Below are the process how SSL handshake happens
- The client initiates the SSL handshake by sending a "Client Hello" message to the server.
- This message includes the SSL/TLS version supported by the client, a random number (Client Random), a list of supported cipher
suites (algorithms for encryption), and other parameters.
- The client also includes a list of supported compression methods.
- Upon receiving the Client Hello message, the server responds with a "Server Hello" message.
- This message includes the SSL/TLS version selected by the server, a random number (Server Random), the selected cipher suite
from the client's list, and the selected compression method.
- The server sends its digital certificate to the client.
- The certificate contains the server's public key, its identity information (such as the domain name), and the digital signature of the
certificate authority (CA) that issued the certificate.
- The client verifies the server's certificate by checking its validity and ensuring it was signed by a trusted CA.
- If the certificate is valid, the client generates a pre-master secret (a random value), encrypts it with the server's public key from the
certificate, and sends it to the server.
- Both the client and server use the Client Random, Server Random, and the pre-master secret to derive the session keys for
encryption and decryption.
- After the key exchange is complete, the client and server notify each other that subsequent messages will be encrypted using the negotiated parameters. This is done through the "Change Cipher Spec" message.
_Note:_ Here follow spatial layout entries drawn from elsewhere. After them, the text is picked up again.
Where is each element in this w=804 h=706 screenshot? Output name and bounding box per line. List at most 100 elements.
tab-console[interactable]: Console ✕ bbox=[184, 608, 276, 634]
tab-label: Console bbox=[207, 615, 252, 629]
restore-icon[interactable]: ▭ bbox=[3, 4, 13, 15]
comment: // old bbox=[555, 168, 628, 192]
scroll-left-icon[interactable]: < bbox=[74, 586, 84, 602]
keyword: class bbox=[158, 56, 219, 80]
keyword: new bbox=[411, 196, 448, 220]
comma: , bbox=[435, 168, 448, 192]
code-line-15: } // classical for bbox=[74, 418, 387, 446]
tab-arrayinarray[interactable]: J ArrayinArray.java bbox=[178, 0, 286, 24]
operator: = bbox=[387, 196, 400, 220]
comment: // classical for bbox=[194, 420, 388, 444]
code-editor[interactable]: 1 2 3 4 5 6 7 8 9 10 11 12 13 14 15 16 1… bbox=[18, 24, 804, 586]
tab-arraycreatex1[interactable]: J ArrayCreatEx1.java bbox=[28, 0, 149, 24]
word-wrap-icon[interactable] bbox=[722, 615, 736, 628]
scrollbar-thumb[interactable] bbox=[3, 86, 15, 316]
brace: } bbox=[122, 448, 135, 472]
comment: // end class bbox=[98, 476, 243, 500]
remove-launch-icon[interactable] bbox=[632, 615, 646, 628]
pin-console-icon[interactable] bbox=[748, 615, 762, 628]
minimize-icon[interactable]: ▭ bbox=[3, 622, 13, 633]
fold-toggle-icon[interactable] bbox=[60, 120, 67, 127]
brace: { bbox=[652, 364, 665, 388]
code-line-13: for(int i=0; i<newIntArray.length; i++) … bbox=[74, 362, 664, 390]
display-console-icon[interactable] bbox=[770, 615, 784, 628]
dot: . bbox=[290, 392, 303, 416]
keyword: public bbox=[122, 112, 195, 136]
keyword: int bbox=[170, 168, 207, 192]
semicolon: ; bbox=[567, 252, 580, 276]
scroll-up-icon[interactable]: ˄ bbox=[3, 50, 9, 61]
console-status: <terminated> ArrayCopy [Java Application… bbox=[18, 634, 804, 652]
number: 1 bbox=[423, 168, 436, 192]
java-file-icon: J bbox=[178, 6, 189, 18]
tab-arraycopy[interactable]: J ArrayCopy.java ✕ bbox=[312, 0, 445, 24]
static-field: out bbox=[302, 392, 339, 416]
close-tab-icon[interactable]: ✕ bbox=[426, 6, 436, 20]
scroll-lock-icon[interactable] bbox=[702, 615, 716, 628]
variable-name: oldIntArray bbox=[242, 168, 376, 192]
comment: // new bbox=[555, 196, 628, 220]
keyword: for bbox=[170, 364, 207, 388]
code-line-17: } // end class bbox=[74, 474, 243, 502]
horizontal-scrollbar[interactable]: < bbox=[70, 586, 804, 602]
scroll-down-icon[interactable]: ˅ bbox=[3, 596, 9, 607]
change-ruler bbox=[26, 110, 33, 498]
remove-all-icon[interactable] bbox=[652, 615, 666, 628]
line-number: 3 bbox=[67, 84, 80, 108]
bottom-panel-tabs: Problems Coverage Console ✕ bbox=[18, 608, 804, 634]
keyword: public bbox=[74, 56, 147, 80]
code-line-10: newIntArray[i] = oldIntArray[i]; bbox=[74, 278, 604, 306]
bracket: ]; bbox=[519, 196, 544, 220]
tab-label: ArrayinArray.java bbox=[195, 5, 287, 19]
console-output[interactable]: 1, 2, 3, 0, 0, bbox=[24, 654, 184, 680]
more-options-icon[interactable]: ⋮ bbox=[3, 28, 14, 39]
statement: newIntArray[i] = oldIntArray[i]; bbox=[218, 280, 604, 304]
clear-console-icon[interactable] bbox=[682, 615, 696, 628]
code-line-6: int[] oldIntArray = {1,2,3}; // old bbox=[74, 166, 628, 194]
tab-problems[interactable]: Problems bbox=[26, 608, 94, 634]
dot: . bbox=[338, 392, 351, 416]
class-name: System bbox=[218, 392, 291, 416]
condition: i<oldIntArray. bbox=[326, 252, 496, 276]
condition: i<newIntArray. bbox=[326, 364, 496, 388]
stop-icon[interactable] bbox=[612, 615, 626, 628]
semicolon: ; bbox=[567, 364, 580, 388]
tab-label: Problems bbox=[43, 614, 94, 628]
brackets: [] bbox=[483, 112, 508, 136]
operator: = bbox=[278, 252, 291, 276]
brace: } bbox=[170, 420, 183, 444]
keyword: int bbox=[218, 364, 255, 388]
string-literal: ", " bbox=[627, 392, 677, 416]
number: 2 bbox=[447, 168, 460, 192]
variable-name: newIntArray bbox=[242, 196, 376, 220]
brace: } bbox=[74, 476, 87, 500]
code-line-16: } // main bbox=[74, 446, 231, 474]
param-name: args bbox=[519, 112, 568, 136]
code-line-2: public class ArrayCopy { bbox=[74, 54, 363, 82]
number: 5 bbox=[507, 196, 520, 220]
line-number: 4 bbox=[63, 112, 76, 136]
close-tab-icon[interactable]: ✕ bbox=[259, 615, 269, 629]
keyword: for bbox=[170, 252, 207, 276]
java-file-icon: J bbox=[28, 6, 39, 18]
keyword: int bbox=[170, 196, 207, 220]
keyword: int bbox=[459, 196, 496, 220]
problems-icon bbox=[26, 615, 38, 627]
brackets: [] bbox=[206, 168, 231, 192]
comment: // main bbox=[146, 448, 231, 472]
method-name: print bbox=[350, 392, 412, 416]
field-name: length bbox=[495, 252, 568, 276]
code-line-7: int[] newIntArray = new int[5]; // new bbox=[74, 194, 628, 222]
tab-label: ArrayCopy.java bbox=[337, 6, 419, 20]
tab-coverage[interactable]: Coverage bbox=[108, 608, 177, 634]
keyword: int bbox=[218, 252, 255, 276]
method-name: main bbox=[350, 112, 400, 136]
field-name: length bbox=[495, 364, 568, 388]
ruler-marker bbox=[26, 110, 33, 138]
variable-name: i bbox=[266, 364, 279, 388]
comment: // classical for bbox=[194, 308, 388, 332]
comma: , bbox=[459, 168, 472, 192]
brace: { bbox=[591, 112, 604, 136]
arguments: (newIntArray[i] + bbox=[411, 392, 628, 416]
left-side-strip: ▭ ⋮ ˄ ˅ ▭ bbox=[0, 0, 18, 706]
- Finally, both the client and server send a "Finished" message to each other.
- This message contains a hash of all the messages exchanged during the handshake, encrypted and decrypted using the session
keys.
- If the Finished messages match on both sides, it indicates that the handshake was successful, and the SSL/TLS session is
established.
Throughout the handshake process, the client and server agree on encryption algorithms, exchange keys securely, and verify each other's identity to ensure a secure and trusted connection.